Both the cost of DynamoDB and Cassandra instances are based on AWS On-Demand usage, though with reservation they will get further reduced.
Now here is the fun part:
Unlike Cassandra instance provisioning, DynamoDB provisioning is not fixed and is through auto scaling. This helps in putting a check on the database resources we use for running our business. The Dynamodb cost figures indicated above includes cost for an entire day with both peak and non-peak hours and can be considered pretty close to actual running cost.
This is amazing because considering only this, the observed cost savings with DynamoDB is ~62–65% over running Cassandra. Additionally, we should not overlook the fact that Cassandra maintenance requires dedicated engineering hours and the outages are also expensive not only financially but also to the organization reputation.
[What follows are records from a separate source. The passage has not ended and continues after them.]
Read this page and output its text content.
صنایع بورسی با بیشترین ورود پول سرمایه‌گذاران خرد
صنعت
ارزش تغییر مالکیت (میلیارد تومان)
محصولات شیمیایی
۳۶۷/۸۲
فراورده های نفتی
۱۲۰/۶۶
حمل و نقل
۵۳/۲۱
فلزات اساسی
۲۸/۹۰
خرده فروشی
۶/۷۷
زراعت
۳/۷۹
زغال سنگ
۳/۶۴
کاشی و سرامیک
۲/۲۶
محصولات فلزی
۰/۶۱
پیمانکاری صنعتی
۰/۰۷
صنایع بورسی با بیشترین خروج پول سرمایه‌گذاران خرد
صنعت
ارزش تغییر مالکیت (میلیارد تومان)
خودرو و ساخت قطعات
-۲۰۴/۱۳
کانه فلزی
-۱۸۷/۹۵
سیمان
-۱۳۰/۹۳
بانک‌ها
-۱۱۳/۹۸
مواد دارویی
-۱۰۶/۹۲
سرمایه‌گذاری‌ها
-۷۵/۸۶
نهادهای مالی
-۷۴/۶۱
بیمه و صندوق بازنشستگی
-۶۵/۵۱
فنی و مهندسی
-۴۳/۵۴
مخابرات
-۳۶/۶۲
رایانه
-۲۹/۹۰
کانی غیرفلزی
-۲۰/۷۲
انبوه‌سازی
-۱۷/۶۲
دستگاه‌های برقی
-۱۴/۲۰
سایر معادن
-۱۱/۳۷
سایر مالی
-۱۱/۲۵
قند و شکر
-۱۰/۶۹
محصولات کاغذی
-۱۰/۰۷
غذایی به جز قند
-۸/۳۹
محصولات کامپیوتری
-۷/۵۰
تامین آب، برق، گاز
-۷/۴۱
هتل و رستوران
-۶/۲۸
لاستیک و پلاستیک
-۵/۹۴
Since DynamoDB is a fully managed service, maintenance cost can be considered Zero (and we trust team AWS team to keep it fault tolerant with minimum outages). Factoring in these, we may ball park the savings to be around 65–70% over running Cassandra.
This was a big win for us considering the fact that there will be no additional infrastructure to run and no more maintenance activities required from an engineers end. Given the current state we look forward to migrate all our existing data from Apache Cassandra to Amazon DynamoDB in the recent future.